Così Claudio Fava, vicepresidente della commissione nazionale antimafia, che, accompagnato dal segretario provinciale di Sel Raffaele Aurisicchio e dal parlamentare Giancarlo Giordano, ha fatto tappa nel Vallo di Lauro dove ha espresso solidarietà al consigliere comunale di Lauro Giacomo Corbisiero, vittima recentemente di intimidazioni e minacce, ha poi visitato a Quindici la villa “115Passi” confiscata al clan Graziano, infine ad Avellino ha prima incontrato il prefetto Sessa per fare il punto sulla lotta alla criminalità, poi ha preso parte ad una conferenza stampa presso il centro sociale Samantha Della Porta.
“Per noi è importante aver registrato – ha sottolineato – un alto livello di consapevolezza e di attenzione da parte del prefetto e delle forze dell’ordine particolarmente impegnati nell’opera di controllo dei beni confiscati. Ma è chiaro che non bisogna fermarsi. Bisogna che le istituzioni siano vigili ed unite nel combattere le mafie. In questo momento loro stanno alla finestra: vediamo che cosa sono capaci di fare, vediamo se davvero sanno trasformare l’affermazione della legalità, la confisca di un bene ai mafiosi in una occasione di ricchezza sociale. Stiamo a vedere se davvero la lotta alle mafie è conveniente per questo Paese: questo è la domanda che sta al centro della discussione in questa fase e naturalmente a questa domanda noi dobbiamo dare una risposta positiva ma non per convinzione ma come dire per realizzazione di cose concrete. Ci si libera se ciò che ci riprendiamo dalle mafie diventa una ragione di ricchezza per tutti”.
Nel corso dell’incontro presso il centro sociale, cui ha preso parte anche il capogruppo di Sel alla Camera Arturo Scotto, il discorso ha fatto inevitabilmente riferimento alla vicenda politica campana: “Credo che una Regione come questa – ha detto Fava – abbia bisogno di un governo che sia insediato legittimamente nelle sue funzioni, ogni istante. Questo perché non è una Regione in cui si può creare un vuoto di potere. Ognuno si assuma le proprie responsabilità, il Pd scopre adesso che De Luca non era candidabile dopo averlo candidato, è stata una conclusione di irresponsabilità. C’è il rischio di dare spazio a chi sta aspettando per infiltrarsi nel tessuto economico della Campania”.
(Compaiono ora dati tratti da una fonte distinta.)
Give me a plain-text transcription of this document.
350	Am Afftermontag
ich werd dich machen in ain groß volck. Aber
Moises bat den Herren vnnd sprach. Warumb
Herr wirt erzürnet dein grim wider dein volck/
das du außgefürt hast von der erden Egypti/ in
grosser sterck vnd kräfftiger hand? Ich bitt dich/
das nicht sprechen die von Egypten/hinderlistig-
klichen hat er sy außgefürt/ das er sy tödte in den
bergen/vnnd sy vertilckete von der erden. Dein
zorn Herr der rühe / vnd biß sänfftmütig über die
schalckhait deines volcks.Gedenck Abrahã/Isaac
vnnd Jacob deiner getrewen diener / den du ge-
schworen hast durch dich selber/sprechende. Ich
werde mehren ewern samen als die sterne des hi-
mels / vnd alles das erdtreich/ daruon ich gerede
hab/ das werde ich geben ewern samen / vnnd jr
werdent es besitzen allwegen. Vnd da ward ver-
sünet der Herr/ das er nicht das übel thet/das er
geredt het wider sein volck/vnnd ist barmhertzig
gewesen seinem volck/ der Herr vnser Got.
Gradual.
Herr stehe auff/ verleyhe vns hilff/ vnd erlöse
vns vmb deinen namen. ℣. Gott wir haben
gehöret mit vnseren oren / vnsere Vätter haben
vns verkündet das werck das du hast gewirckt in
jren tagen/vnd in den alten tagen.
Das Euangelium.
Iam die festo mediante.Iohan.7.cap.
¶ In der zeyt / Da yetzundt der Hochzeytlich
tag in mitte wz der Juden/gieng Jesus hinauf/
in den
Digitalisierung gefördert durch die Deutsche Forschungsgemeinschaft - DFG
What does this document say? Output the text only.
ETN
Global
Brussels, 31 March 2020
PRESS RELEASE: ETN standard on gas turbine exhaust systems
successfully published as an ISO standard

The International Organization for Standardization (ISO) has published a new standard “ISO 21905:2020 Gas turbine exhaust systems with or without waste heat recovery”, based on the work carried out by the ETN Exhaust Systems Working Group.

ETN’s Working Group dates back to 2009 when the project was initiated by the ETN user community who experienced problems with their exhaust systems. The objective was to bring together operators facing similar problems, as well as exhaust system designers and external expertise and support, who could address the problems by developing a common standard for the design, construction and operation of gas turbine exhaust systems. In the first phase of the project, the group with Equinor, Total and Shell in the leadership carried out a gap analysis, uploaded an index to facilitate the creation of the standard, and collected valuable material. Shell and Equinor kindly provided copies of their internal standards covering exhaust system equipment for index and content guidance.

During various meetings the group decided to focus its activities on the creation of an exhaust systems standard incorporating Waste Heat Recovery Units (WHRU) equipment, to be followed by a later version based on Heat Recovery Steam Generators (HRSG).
Arturo Scotto: “Ci troviamo di fronte ad una situazione che dire kafkiana è poco. Purtroppo era già scritto, lo avevamo detto in solitudine in campagna elettorale, magari pagando anche un prezzo per la verità che avevamo pronunciato. De Luca non può governare la Campania e anche se dovesse vincere il ricorso che oggi ha annunciato porterà questa Regione in un calvario di carte bollate, di sentenze della magistratura, di ricorsi e controricorsi che segneranno la vita della legislatura. Poi c’è il rischio molte forte che nelle prossime settimane vedremo un Consiglio regionale che funzionerà a singhiozzo. Qual è lo sbocco naturale in una situazione di stallo? È ridare la parola al popolo”.